From 1999 to 2010, the CDC found a fivefold increase in the number and rate of such cases among middle-aged women. Over the same period, the rate of overdoses from prescription painkillers increased 3.5 times in men.
"In 2010, more than 6,600 women died from prescription painkillers — four times as many as died from cocaine and heroin combined," CDC Director Dr. Tom Frieden said in a media briefing.
Older women between the ages of 45 and 54 — were at highest risk of abusing pain medication. The CDC released the findings Tuesday. It has tracked the relationship between painkiller use and overdoses for years.
Pain specialist Lynn Webster, president of the American Academy of Pain Medicine, women often have an array of different medications at home that can be dangerous or deadly, if taken in combination.
"They're often stereotyped as being more emotional and psychological," Webster said. "The first line of therapy often is a sedative that treats emotional side as opposed to the pain."
The CDC has called for greater public and medical community awareness of the risk. Pain specialists note there are other ways to treat chronic pain symptoms, but often these methods, such as acupuncture and cognitive therapy, aren't covered by insurance.
Here are some takeaways from the CDC report.
Loads of Pills for the Nation's Pain
In 2010, enough opioid pain relievers were sold to medicate every adult in the United States every 4 hours for a month.

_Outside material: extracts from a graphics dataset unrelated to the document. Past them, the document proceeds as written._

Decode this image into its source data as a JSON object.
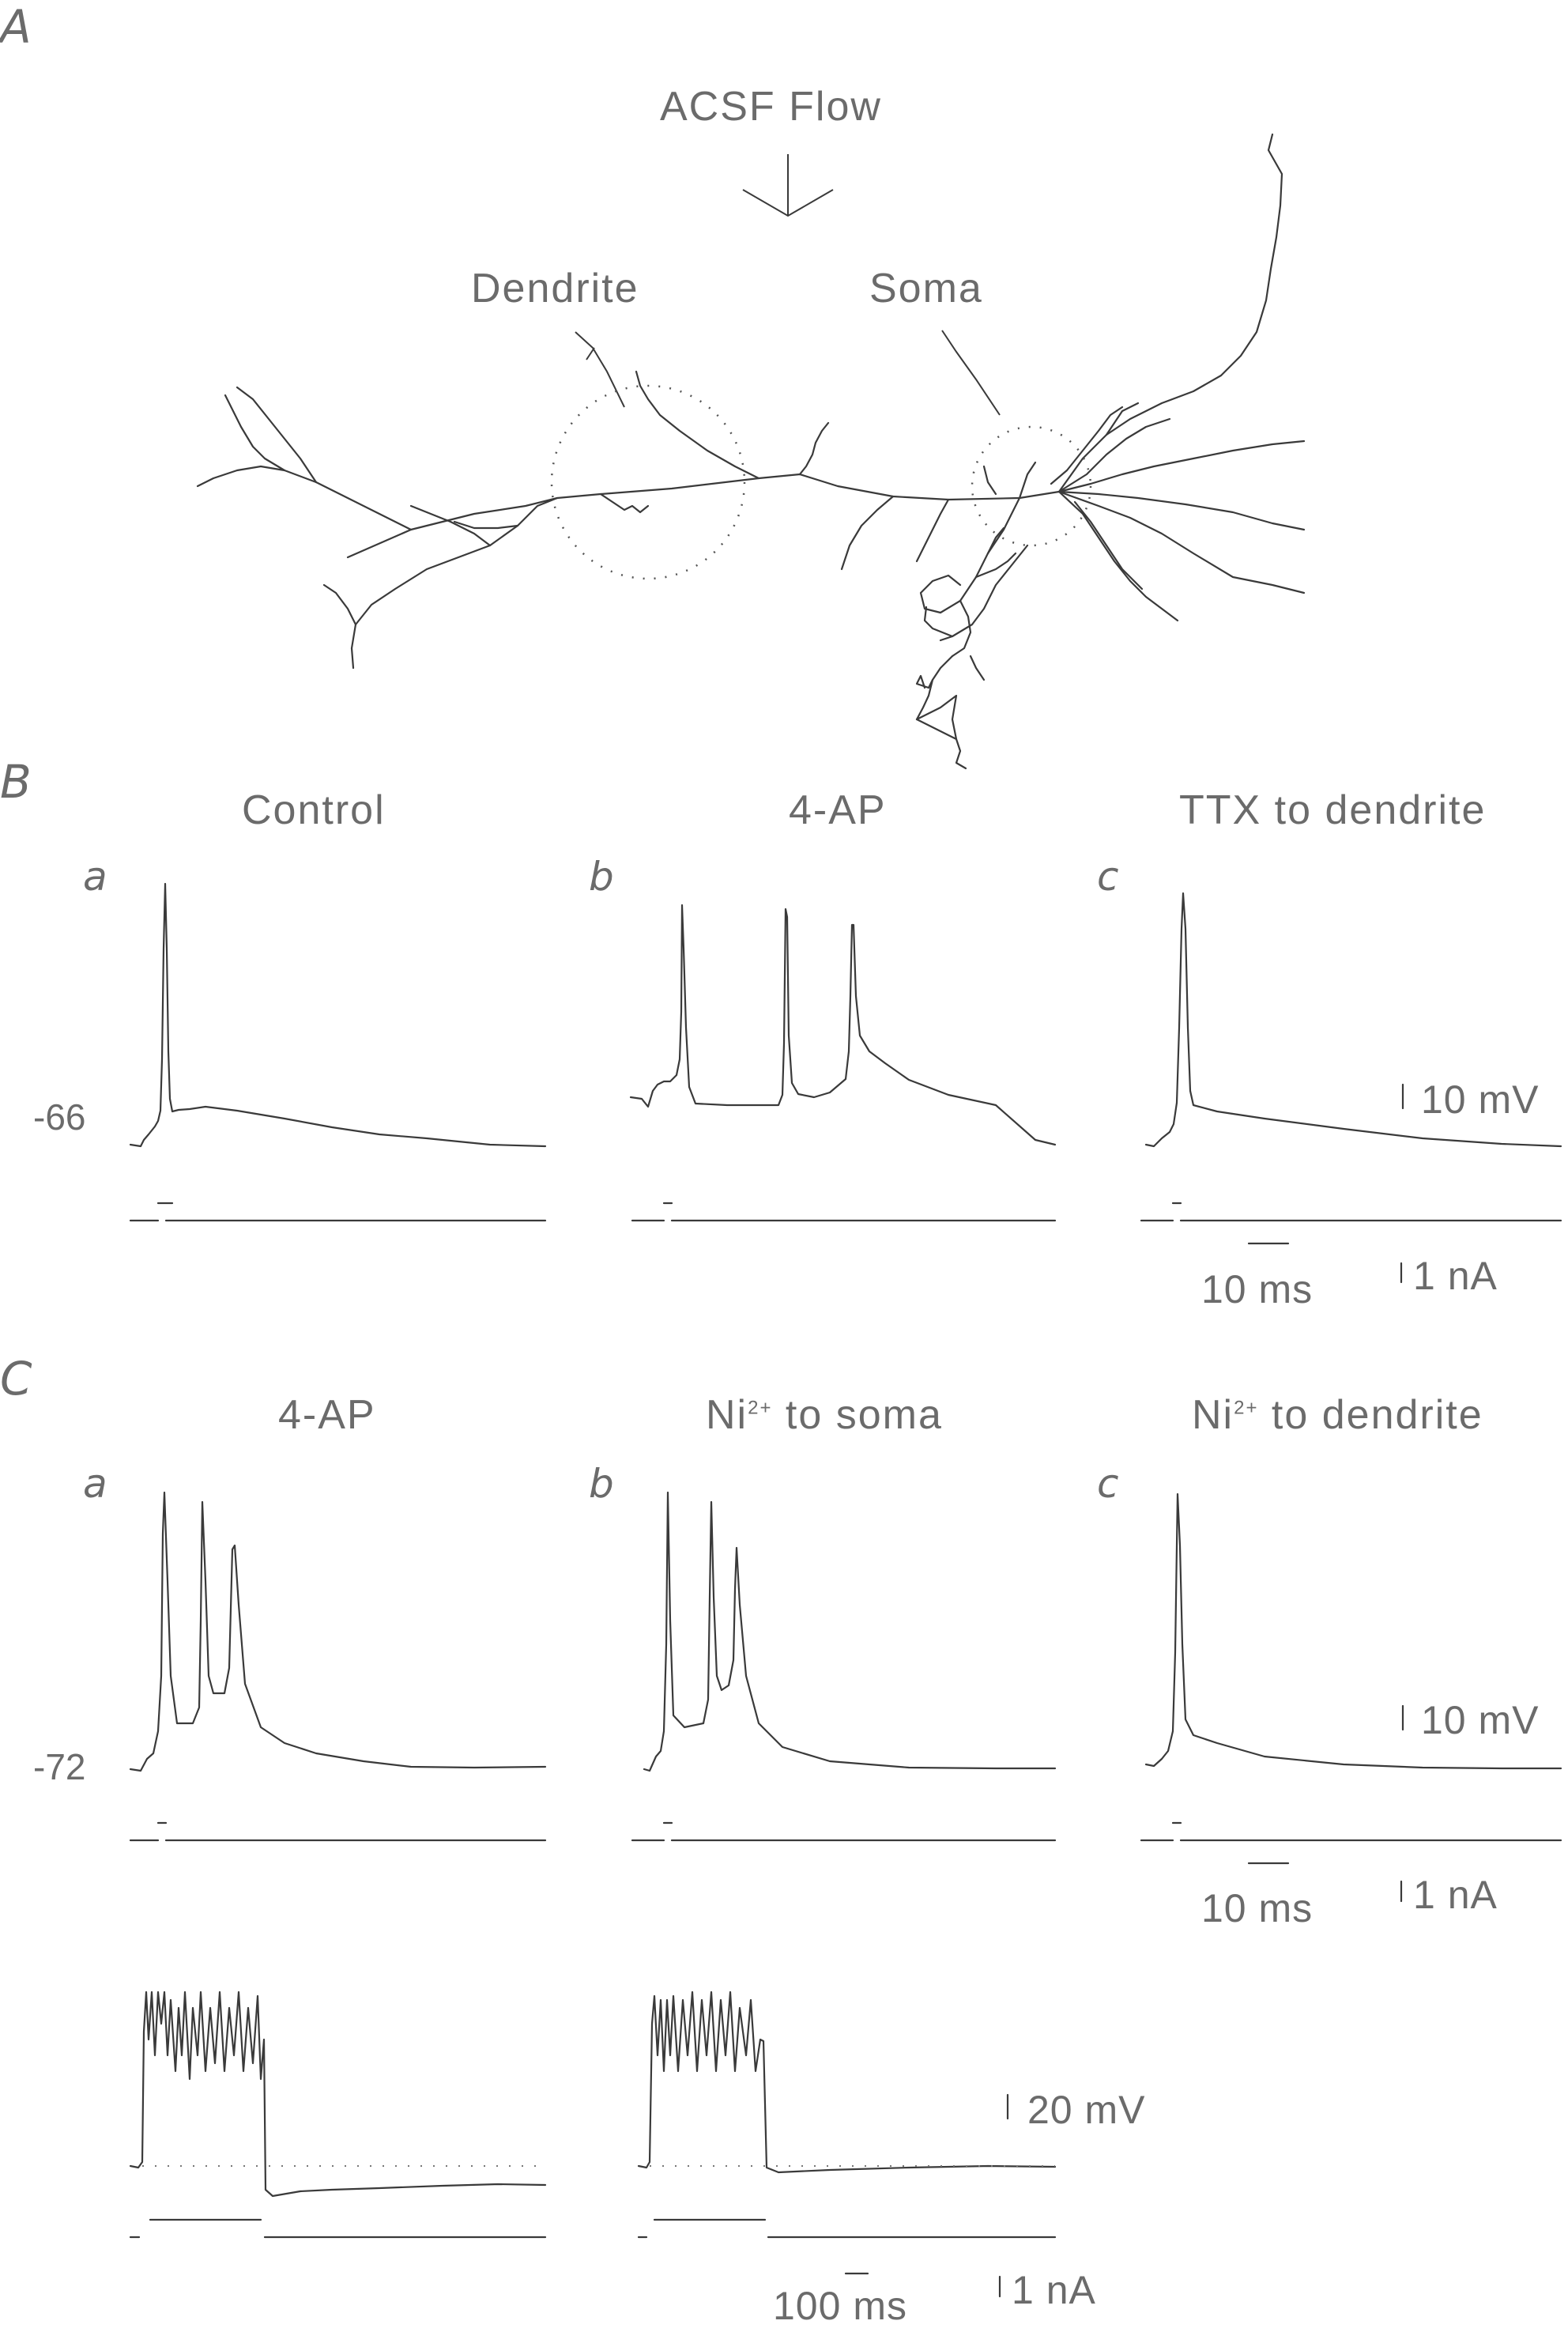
{
  "panel_a": {
    "letter": "A",
    "flow_label": "ACSF Flow",
    "dendrite_label": "Dendrite",
    "soma_label": "Soma"
  },
  "panel_b": {
    "letter": "B",
    "cols": [
      {
        "sub": "a",
        "title": "Control"
      },
      {
        "sub": "b",
        "title": "4-AP"
      },
      {
        "sub": "c",
        "title": "TTX to dendrite"
      }
    ],
    "resting_vm": "-66",
    "scale_v": "10 mV",
    "scale_t": "10 ms",
    "scale_i": "1 nA"
  },
  "panel_c": {
    "letter": "C",
    "cols": [
      {
        "sub": "a",
        "title": "4-AP"
      },
      {
        "sub": "b",
        "title_pre": "Ni",
        "title_sup": "2+",
        "title_post": " to soma"
      },
      {
        "sub": "c",
        "title_pre": "Ni",
        "title_sup": "2+",
        "title_post": " to dendrite"
      }
    ],
    "resting_vm": "-72",
    "scale_v": "10 mV",
    "scale_t": "10 ms",
    "scale_i": "1 nA",
    "long_scale_v": "20 mV",
    "long_scale_t": "100 ms",
    "long_scale_i": "1 nA"
  }
}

More Women In The Hospital
The death rate for pain pill overdose is higher for men than women, but over the last 20 years more women wound up in the hospital after overdoses.
Pain And Women
The CDC found women more often than men report common forms of pain experienced for longer periods of time. Women also reportedly felt the pain more intensely. That may be why women are more likely than men to be prescribed pain pills at higher doses, and to use them on a regular basis.
When a doctor refuses to prescribe pain pills, women often search for a different physician who will write them a prescription.